Lany: I haven’t totally mastered it. I’m probably like 80% there. I think a lot of it just comes from practice and experience. I started working in finance when I was 19 years old, and I thought I knew everything. After some experience, you end up realizing that you don’t know it all and learn how to be open minded, non-judgmental, and more accepting of what’s going on in the world and my life. I always go back to these questions: “What’s important?” “What am I trying to do?” “What is my purpose?” “What is my passion?” “How does everything that I’m doing fit into that?” If it doesn’t fit, it doesn’t mean that it’s never going to fit. It just means that it’s not going to fit right now. It may be a really good idea and a really good project, but you need to consider if it fits into the direction and the path that you’re on, in your life or in your business.

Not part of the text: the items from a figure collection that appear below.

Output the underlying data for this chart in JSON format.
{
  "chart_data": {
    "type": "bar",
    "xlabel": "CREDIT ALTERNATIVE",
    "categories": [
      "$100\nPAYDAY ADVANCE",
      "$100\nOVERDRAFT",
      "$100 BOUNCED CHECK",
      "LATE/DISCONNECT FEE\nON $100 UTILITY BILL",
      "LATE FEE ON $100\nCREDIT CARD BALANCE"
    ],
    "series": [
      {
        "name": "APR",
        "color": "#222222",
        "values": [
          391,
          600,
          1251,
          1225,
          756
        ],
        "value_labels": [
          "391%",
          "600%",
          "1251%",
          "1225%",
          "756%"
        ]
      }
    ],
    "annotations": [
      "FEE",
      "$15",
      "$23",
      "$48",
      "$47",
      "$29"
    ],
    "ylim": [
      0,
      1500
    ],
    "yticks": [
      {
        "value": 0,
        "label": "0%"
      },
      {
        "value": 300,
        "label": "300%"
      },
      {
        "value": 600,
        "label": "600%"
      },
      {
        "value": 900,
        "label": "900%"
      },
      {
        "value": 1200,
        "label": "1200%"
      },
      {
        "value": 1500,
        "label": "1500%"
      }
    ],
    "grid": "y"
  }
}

Carey: Another suggestion you’ve given is surveying your audience. How does that fit into this whole process?

Lany: Well, you can’t just be self serving, because that’s going to get you absolutely nowhere. I think you really have to lack at the value of what you are bringing to the table and if it is benefiting you only or something that your audience can gain from. One way to stand out is to tell your story. We all have different paths and different experiences that have gotten us to where we are today, and somebody out there can benefit from your story and your experience. If you’re just telling the same thing that everybody else is telling, you’re not going to stand out or serve your audience. You need to be look at what you’re providing for your audience.

Carey: Can you tell us about what you’re working on right now?

Lany: I’m dropping a product later this year to help businesses and small business owner make a difference in the marketplace and social media. I also have my podcast Lany Said So, which will eventually come out.